MIRROR, MIRROR ON THE WALL



We are bombarded with images of perfection. Young girls are being pressurized to look perfect and to be perfect. Some young girls are resorting to dieting, as early as 8 year's old. The extreme end of body obsession is anorexia or bulimia which can both lead to death. May that never be the portion for our girls. In a world that is obsessed with beauty, how can parents or guardians help girls to take their focus off from obsession with outward appearance? 

Here are some tips


Don’t over praise on looks
There are so many things that make up for a human being aside from how they look. A girl may have so many talents. She may be good at maths, sports, art and history but if all we do is keep focusing on how good looking our daughters are, then we are only setting them up for insecurities and jealousy in the future. A girl that is over praised on her looks as a child, usually turns out to be an adult that is very shallow and full of herself. She may also turn out with a lack of empathy towards others.

Don’t compare girls
We have to be careful not to compare girls. Don’t compare beauty against beauty. It really creates insecurity and fierce unhealthy competition. I cringe when I hear mothers say to their daughters “ Agnes is finer than Stella”. “Kehinde has longer legs than Taiyo”. In my opinion there is absolutely no benefit in doing that to them. Sometimes, we cant control what others say about our girls but we can control what we say.

Don’t focus on your own insecurities
Mothers are usually guilty of this and if this is you please stop it today.  “Oh I’m fat or I need to lose weight”.  “I feel ugly today”.  Sometimes we say this in front of our daughters. Children especially girls often imitate their mothers including our flaws, so as much as possible we need to think before we make big announcements about our insecurities. Yes we all have something that we may not be happy about but we don’t need to sing about it every day.
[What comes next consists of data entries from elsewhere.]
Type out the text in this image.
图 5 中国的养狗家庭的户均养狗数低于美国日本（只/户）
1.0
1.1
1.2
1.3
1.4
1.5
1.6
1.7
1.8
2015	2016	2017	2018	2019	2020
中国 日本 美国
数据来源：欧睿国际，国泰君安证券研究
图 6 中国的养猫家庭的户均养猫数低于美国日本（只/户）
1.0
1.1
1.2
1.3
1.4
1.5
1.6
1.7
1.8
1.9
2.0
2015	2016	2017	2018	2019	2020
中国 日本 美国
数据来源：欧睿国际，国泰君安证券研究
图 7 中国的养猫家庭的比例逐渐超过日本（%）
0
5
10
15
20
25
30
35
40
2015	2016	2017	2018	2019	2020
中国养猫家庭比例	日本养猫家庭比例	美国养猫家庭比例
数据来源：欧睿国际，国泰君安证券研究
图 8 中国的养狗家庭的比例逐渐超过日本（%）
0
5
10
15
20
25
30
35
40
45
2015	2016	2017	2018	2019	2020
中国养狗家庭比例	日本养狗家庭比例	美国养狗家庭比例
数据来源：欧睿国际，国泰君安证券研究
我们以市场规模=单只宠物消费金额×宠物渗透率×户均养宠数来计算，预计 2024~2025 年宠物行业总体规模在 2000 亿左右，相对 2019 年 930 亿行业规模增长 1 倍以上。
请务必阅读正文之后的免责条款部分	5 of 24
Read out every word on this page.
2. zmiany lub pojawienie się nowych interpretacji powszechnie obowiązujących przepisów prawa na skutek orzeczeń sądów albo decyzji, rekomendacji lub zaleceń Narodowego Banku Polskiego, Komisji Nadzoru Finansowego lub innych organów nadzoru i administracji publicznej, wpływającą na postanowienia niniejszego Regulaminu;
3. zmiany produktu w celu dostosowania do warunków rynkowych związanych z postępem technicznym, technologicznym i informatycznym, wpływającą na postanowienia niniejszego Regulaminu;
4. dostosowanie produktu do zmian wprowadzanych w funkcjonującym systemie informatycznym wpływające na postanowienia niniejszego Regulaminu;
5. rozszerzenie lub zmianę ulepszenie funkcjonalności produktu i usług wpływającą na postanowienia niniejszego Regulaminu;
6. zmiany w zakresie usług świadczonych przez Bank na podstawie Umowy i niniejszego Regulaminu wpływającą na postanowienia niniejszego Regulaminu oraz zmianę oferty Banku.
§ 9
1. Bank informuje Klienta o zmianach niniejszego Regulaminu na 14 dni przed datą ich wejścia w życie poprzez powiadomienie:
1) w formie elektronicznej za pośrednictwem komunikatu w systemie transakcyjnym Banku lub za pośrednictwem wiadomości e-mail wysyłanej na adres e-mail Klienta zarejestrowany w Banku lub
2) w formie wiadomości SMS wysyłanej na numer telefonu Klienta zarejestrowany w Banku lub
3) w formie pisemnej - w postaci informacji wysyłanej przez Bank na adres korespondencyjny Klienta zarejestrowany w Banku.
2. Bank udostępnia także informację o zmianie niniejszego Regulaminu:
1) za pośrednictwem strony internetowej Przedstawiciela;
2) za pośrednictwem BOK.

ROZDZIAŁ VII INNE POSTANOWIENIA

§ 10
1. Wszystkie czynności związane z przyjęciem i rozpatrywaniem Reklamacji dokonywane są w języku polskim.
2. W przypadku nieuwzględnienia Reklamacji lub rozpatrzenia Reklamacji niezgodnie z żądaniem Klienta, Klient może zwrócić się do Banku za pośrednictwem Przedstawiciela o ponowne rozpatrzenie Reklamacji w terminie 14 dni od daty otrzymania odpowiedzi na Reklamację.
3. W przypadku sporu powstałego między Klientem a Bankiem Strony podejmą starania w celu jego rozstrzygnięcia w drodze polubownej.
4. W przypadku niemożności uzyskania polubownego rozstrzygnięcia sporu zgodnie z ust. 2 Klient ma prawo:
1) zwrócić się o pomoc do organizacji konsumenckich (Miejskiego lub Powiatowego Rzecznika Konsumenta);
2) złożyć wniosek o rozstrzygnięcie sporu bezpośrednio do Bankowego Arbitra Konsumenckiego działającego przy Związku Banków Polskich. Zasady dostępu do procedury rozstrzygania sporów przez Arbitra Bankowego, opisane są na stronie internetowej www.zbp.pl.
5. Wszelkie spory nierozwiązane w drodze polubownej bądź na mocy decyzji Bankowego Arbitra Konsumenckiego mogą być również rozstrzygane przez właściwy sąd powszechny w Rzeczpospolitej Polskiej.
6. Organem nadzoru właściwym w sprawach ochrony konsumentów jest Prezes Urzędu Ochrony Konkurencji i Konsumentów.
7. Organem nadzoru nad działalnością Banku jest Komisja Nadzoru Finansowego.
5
We should take responsibilities and change the things we can change.

Don’t make fun of your daughter
Stick and stones may break my bones but names will never hurt me is so wrong.  We live in world where girls need to be tough, yes , but that doesn’t mean we should call them names to make them tougher. A word of caution about the effects of name calling, it may not be apparent in a girl’s early years, but it will definitely affect her self esteem as an adult.

Keep negative relatives at bay
We cant control relatives that are tactless. Some would argue that it is just them, being honest and speaking their mind.  Some Aunty may say “Chai this your daughter is so thin”.  “Ehen! That nose came from your husband’s family not our family”. It is up to parents and guardians to protect girls from the onslaughts of such comments. Just tell the relative, diplomatically, that you do not appreciate such remarks about your daughter and to please stop.

So what do we tell our girls about the Mirror on the wall? We should say “Daughter, you don’t have to be the fairest of them all but you are equally as great as anyone other person”.